The insured Condominium Association had primary and excess coverage. See El-Ad Residences at Miramar Condo. Assoc. v. Mt. Hawley Ins. Co., 2009 U.S. Dist. LEXIS 92216 (S.D. Fla. Sept. 24, 2009). Significant property damage was caused by Hurricane Wilma. The insured alleged that three years after the hurricane, the insurers failed to adjust or settle claims for damages.

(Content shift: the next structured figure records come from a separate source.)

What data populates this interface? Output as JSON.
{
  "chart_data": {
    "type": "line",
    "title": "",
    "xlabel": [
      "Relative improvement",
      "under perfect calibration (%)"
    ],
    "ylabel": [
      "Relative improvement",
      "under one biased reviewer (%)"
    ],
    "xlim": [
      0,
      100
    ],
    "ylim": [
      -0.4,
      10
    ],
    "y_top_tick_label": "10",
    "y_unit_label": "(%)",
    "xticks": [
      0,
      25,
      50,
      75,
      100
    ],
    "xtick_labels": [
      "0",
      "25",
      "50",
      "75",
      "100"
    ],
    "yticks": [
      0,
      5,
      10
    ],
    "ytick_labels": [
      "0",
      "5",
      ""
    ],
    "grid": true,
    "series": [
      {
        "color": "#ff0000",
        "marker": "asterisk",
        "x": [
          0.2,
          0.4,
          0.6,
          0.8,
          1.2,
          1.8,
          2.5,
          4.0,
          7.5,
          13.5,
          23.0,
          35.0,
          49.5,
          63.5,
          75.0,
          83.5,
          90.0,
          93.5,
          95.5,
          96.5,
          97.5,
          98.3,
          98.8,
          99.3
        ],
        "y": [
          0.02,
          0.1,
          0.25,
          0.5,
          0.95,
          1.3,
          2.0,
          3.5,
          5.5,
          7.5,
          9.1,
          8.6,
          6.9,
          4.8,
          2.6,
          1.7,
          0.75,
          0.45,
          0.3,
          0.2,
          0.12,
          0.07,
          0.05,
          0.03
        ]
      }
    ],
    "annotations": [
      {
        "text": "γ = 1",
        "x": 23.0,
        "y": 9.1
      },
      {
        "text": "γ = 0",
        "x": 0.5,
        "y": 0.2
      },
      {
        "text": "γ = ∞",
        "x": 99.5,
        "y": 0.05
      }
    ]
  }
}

The insured filed suit seeking a declaratory judgment to determine the enforceability of the policies and the scope of the damage. Claims for breach of contract and the breach of the implied warranty of good faith and fair dealing were also included. The insurers moved to dismiss. The excess insurers aruged exhaustion of the primary insurance was a condition precedent to their liability. The court disagreed because it was not apparent from the face of the complaint and attached policies that it was beyond doubt that the insured could prove no set of facts in support of this claim.
Further, the insured was entitled to declaratory relief to determine whether it had a valid and enforceable right to coverage and the total damages sustained from Hurricane Wilma. Finally, although Florida recognized a cause of action for breach of implied warranty of good faith and fair dealing, here the claim was duplicitous of the breach of contract claim. Both relied on the same facts, i.e., that defendants failed to promptly determine the value of the insured's loss. Therefore, the breach of implied warranty claims were dismissed without prejudice.